I doubt whether Liam would use the above services if he was merely signposted by an agency like the local A&E department. He needs assertive outreach to reach where he is in his life. There would need to be effective links in place with the A&E department offering a viable alternative to conventional mental health services with direct links to support services in the community.

Liam needs information and advice concerning his substance misuse and the risks he is exposed to. His solvent abuse is a high-risk activity which mirrors his out-of-control circumstances; there are no end points to this habit. Other substance users perceive glue sniffers as unsophisticated and beyond their boundaries.

Liam will be acutely aware of his marginalised status and his self-harming is an outward sign of his problems.

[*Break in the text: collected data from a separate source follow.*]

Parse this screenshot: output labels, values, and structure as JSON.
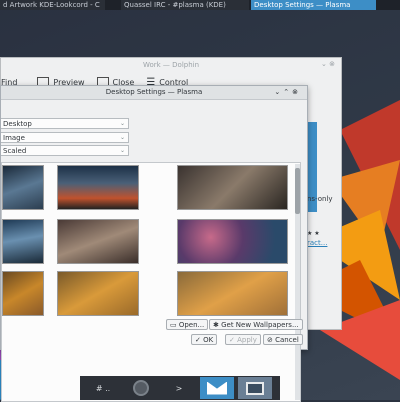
{
  "taskbar": {
    "tasks": [
      {
        "label": "d Artwork KDE-Lookcord - C"
      },
      {
        "label": "Quassel IRC - #plasma (KDE)"
      },
      {
        "label": "Desktop Settings — Plasma"
      }
    ]
  },
  "dolphin": {
    "title": "Work — Dolphin",
    "toolbar": {
      "find": "Find",
      "preview": "Preview",
      "close": "Close",
      "control": "Control"
    },
    "side_text_1": "ns-only",
    "side_stars": "★ ★",
    "side_link": "ract..."
  },
  "dialog": {
    "title": "Desktop Settings — Plasma",
    "layout_combo": "Desktop",
    "type_combo": "Image",
    "positioning_combo": "Scaled",
    "buttons": {
      "open": "Open...",
      "get_new": "Get New Wallpapers...",
      "ok": "OK",
      "apply": "Apply",
      "cancel": "Cancel"
    }
  },
  "panel": {
    "items": [
      "# ..",
      "",
      ">",
      "",
      ""
    ]
  },
  "colors": {
    "accent": "#3d8ec6",
    "window_bg": "#eff0f1",
    "panel_bg": "#2d3138"
  }
}
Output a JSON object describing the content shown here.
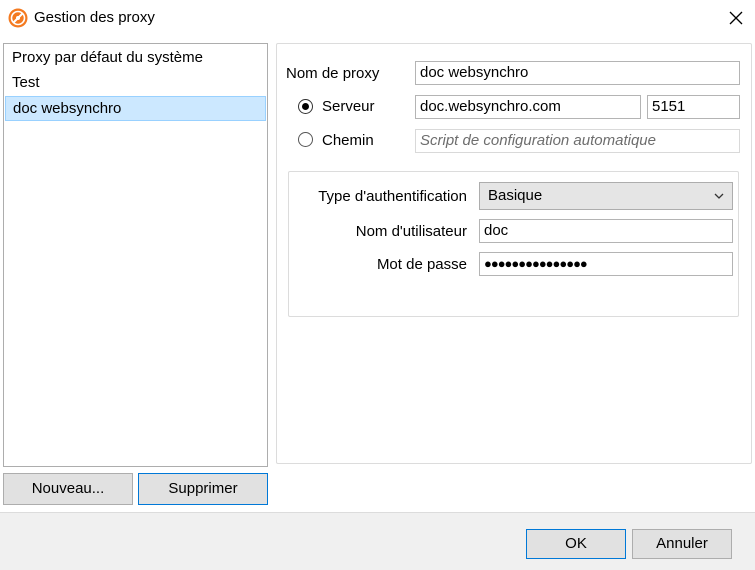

It feels as if Liam is balanced at a point where he can be reached and pulled back from the brink. Without assistance, his social circumstances are highly fragile and he is vulnerable to drift in to a pattern of further aggressive behaviour. There seem to be no positive role models for him to draw upon: his parents have abandoned him and this will further serve to reinforce his low self-esteem. A mediating service looking at resolving ongoing conflicts with parents could be asked to work with Liam. Success will depend on his level of motivation and engagement with support services.

USER VIEW

I find myself wondering why Liam is so angry and aggressive and whether any real attempts have been made to find out. It would be easy to write him off as a "bad lad" but his recent self-harming and suicidal feelings suggest there could be some emotional issues behind at least some of his anti-social behaviour, and everyone would surely benefit from exploring the nature and impetus for these, writes Kay Sheldon.

I don't think the mental health services should ever give up on anyone. While staff should not have to put up with violence and aggression, and it may have been right at the time to disengage with Liam, I do think the services should now approach him again. Clear boundaries and guidelines should be set, while at the same time making it clear that the team is there for him and is willing to help him despite his past behaviour.

It is essential that the approach to Liam focuses on more than just illness or behaviour. It may be worth working in partnership with a voluntary agency that specialises in working with young people who are struggling to cope for whatever reason. Indeed, it may be more appropriate or acceptable to Liam for such an agency to be his main source of input and support. Contact with mental health services is not always beneficial and can even be counter-productive - especially in the long-term.

Effort should be invested into building up a secure and supportive relationship with Liam, possibly finding a role model. Time should be spent with him finding out what he's interested in, what his hopes for the future are, as well as what he thinks about his difficulties and what might help. In the first instance, he obviously needs help finding somewhere suitable to live. It would also be worth trying to involve his family although it may not be the right time for this.

A range of options come to mind that Liam might find helpful: counselling or some other form of psychological therapy; providing detailed information about a range of drugs and other substances and their effects - through either printed information or attendance at a drugs awareness training course; anger management; art or music therapy; and sport or exercise - depending, of course, on where Liam's interests lay and what is likely to engage him most effectively.

Liam needs to feel in control of what's happening to him and encouraged to take responsibility for his feelings and behaviour. He needs help and support to build up his self-esteem.

Kay Sheldon is a mental health service user.